2. Trigger the download (`browser_click`, `browser_navigate` to a file URL, `browser_eval` of a form submit, …).
3. Poll `browser_downloads` until the matching entry has `state:"completed"`.
4. Read the file from `/`.
5. Optionally `browser_download_set({ behavior: "default" })` to restore the save dialog when done.

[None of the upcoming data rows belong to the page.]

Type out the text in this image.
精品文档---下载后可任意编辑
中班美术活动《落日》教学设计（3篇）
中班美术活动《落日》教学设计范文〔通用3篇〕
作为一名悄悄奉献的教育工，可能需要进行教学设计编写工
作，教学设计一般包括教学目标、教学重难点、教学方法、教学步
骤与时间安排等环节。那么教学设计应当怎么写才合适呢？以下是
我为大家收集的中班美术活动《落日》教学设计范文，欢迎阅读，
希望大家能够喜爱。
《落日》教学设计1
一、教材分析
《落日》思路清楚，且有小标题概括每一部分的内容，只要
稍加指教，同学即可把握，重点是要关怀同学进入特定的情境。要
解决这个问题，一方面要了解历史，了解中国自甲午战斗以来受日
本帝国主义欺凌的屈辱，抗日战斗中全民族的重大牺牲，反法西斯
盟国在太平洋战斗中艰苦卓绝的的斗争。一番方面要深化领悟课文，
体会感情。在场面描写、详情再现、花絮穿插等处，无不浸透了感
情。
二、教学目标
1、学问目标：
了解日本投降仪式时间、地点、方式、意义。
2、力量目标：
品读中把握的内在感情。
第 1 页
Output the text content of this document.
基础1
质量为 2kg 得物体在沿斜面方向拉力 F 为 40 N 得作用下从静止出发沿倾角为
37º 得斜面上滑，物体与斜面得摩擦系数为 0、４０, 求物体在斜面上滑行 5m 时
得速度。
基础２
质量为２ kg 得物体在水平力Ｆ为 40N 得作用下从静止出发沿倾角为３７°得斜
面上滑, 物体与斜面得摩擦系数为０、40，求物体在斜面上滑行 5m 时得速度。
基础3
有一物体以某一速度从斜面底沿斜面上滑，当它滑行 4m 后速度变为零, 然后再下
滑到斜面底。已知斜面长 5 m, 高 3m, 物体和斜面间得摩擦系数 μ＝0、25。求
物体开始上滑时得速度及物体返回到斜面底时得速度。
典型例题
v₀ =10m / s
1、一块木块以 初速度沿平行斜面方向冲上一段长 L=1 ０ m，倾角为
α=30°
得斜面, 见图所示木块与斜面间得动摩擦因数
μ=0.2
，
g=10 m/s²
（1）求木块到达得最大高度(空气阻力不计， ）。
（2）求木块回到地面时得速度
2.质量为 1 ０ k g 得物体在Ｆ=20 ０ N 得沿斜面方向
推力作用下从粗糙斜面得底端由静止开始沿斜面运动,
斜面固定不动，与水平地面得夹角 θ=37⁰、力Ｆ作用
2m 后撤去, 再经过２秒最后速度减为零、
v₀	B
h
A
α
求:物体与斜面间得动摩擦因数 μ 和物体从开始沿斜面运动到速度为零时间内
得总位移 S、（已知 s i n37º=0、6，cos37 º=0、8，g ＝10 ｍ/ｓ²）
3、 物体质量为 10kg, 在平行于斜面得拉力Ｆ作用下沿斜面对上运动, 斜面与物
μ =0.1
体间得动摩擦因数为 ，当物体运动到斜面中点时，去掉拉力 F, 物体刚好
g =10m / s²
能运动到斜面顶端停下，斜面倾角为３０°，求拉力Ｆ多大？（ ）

Path scoping mirrors `browser_markdown`'s `outputPath`: relative paths resolve against the open workspace folder; absolute paths must live inside it. There is no VS Code setting — the AI calls the tool when it needs the behavior.
Caveats:
- Behavior is **per browser session**, not per tab — Chromium's `Browser.setDownloadBehavior` is browser-level. Calling `browser_download_set` on any tab affects all tabs of that browser.
- With `behavior:"allow"` (default), Chromium silently appends ` (1)`, ` (2)`, … to filenames on collision. CDP doesn't expose the suffix; if the agent cares about exact filenames, clear `tmp/downloads` first or use `behavior:"allowAndName"` (saves under the GUID; rename via the events from `browser_downloads`).
- Add `tmp/` to `.gitignore` — downloads are throwaway.
## Limitations and trust model
- HTTP server binds to `127.0.0.1` only — never network-exposed. No authentication, same trust model as VS Code's built-in terminals.
- `/eval` runs arbitrary JavaScript in the open page — same trust model as the DevTools console. Don't pass untrusted input.
- On the debug-session path (default, no proposed-API flag): only one tab, web worker and service worker events not captured, and the debug toolbar / "(1)" badge appears while the browser is active.
- The browser tab lives in the VS Code editor area. Moving it to a side panel is fine; closing it disconnects CDP.